This is meta-writing: writing about writing.
Ankan wrote:
You write extremely well. You have very good ideas, but your posts are a joy to read even when I do not agree completely with the ideas.
They say good writing comes as a result of clarity of thought. Is it just that, or can one do something more to improve one’s written ability? Is there any advice you would like to give to someone who wishes to write well?
Thanks for the generous comment.
I am not qualified to give advice on how to write well. Attempting to do so would be presumptuous, as it would imply that I myself know how to write well. By definition, only a few of us can do something well. Much of the time it is a combination of innate talent and years of practice. Little can be done about talent except to accept what one is endowed with gracefully. What one can do is practice enough to become better at something – and perhaps do it well. So what follows is briefly what I believe it takes to become a better writer.
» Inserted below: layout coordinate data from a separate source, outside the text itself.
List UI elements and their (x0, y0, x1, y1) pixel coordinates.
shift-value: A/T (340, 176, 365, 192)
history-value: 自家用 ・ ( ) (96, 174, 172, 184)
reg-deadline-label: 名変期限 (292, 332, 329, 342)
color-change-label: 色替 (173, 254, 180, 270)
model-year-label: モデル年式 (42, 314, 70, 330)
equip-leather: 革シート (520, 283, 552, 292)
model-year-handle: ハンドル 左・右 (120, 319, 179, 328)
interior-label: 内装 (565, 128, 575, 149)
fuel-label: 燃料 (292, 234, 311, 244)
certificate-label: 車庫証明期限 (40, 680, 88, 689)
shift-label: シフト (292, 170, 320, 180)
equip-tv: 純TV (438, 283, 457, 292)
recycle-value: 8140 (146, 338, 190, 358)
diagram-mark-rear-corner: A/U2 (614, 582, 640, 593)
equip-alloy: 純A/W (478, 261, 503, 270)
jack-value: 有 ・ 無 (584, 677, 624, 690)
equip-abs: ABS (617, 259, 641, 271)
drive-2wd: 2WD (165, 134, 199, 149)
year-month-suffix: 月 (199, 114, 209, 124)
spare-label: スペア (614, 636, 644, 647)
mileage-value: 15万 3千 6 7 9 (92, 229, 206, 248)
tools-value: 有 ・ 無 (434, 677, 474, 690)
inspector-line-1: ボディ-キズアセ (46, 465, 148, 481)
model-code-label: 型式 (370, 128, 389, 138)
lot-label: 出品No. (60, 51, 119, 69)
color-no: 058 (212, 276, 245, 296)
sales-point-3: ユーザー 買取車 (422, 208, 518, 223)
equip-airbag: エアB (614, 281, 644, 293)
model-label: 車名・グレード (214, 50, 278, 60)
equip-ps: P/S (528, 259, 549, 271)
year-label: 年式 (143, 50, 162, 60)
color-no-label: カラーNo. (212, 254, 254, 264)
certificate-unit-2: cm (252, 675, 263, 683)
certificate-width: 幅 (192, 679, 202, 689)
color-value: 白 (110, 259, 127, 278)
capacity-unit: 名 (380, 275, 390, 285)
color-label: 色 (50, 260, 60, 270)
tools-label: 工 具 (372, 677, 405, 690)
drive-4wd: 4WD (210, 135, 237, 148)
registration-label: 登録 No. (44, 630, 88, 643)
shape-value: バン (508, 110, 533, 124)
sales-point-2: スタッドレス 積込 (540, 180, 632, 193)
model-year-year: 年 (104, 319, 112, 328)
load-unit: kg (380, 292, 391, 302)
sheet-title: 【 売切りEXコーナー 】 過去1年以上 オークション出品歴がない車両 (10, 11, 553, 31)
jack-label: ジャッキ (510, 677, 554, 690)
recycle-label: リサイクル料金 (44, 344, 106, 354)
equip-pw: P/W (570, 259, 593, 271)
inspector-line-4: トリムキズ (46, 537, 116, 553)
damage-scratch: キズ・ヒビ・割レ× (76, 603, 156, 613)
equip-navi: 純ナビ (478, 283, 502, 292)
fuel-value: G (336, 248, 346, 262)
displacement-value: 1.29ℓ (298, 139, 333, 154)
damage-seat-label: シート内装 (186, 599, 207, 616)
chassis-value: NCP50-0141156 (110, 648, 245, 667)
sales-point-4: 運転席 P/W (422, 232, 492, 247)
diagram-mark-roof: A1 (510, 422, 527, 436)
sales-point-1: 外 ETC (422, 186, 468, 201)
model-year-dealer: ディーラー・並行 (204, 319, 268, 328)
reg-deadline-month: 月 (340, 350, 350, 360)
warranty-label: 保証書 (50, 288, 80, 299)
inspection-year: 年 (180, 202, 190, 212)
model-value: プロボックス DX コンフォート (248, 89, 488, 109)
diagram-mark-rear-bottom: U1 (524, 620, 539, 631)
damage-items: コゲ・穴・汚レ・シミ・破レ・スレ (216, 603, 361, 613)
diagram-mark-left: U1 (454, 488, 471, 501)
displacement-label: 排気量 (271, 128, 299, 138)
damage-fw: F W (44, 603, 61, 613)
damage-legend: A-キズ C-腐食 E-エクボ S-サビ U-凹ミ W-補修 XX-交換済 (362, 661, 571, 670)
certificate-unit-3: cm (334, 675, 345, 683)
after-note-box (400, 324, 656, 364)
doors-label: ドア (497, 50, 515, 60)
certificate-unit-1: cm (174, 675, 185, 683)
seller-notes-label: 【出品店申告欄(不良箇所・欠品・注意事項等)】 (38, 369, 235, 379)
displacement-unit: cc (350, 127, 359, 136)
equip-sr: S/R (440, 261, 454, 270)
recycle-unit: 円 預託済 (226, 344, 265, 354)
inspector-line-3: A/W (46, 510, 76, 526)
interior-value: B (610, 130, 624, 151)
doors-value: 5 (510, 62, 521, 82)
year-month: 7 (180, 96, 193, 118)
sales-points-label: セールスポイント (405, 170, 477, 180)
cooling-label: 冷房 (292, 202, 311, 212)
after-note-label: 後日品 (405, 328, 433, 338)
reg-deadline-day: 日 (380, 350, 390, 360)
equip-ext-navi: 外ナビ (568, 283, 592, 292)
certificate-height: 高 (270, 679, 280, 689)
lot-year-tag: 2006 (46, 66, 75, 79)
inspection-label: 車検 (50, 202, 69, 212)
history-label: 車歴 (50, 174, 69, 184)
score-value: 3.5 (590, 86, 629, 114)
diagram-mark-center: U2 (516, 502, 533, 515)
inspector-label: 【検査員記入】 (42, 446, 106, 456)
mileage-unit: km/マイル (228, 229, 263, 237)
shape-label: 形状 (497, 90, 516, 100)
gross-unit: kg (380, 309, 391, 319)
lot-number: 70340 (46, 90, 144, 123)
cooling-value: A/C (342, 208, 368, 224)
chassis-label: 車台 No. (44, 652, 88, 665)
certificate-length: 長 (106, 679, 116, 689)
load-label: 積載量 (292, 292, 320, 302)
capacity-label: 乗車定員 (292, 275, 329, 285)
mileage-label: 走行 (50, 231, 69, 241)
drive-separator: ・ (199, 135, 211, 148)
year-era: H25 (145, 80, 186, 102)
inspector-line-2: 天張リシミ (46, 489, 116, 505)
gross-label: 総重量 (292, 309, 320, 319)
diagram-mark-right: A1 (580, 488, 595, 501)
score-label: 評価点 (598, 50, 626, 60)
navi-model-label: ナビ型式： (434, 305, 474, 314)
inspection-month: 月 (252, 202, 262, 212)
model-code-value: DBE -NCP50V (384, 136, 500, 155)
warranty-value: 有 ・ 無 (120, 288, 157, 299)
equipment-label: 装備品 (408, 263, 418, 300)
Like the advice on how to get to Carnegie Hall, to become a better writer one has to practice, practice, practice. Whether one becomes a good writer is not within our control.
So first you have to have something to write about. You write about something that you consider important and have thought about. Then you write.
Writing is often a way of revealing to yourself what you know. Writing becomes a learning process. You teach yourself what you already know. It is a process of discovery. In conversations with others, I discover my own thinking. A similar thing happens when I write. It is a way of having a conversation with myself. I am often surprised by what I write. I find myself saying, “Hmmm. I did not think about it that way.” But that is not true. I must have thought about it that way but did not realize it until I tried to communicate my ideas.
The written words are a reflection of one’s thinking. The fidelity of that reflection depends on well one knows a language. Often enough I have had thoughts that I didn’t have the necessary vocabulary to express them. But later, when I did get sufficient vocabulary, I was able to express the thought. So it is absolutely necessary that one commands a reasonable vocabulary. For that you have to love words and concepts. You have to be able to distinguish and discriminate between related words and concepts and be careful to mean what you say and say what you mean.
The best way to learn how to write is to read good writing. It has to be deliberate reading. Not the kind of reading one does when one is hurrying through the daily news. It has to be the slow, methodical, reflective, questioning type of reading that is like having a conversation with the author.
I once attempted reading Nirad Choudhury and found that I could not penetrate his dense prose. It is very impressive but a page is about the most that I can deal with. Sentences that run into hundreds of words leave me gasping for breath. I like to read authors who write clearly and with a light touch.
Bertrand Russell, in stark contrast to Niradbabu, is a pleasure to read. His writing has a precise elegance that reveals complex ideas in words that in their stark simplicity resemble a Zen painting.
To learn from the masters, one can do worse than to read and re-read them enough times that the elements of their style becomes part of your vocabulary. I used to memorize long passages of the writers I admired.
Form is important of course. But the content is what matters even more. As the computer science witticism goes, “Syntax is taxing but it is semantics that tics.” To write as well as you can, you have to think as well as you can. To think well, one has to have knowledge and know logic. Logic is unfortunately not stressed too much in our Indian education system. It is however never too late to learn logic. Like bicycle riding, it is best to learn it when one is young. Also, once you know it, you never forget it.
That is all: Good writing is the product of some very hard thinking. Lazy thinkers cannot be good writers. Know a bit, know that you know it, know logic, read great writers, do some hard thinking, learn vocabulary, and practice writing. Repeat until desired results are obtained.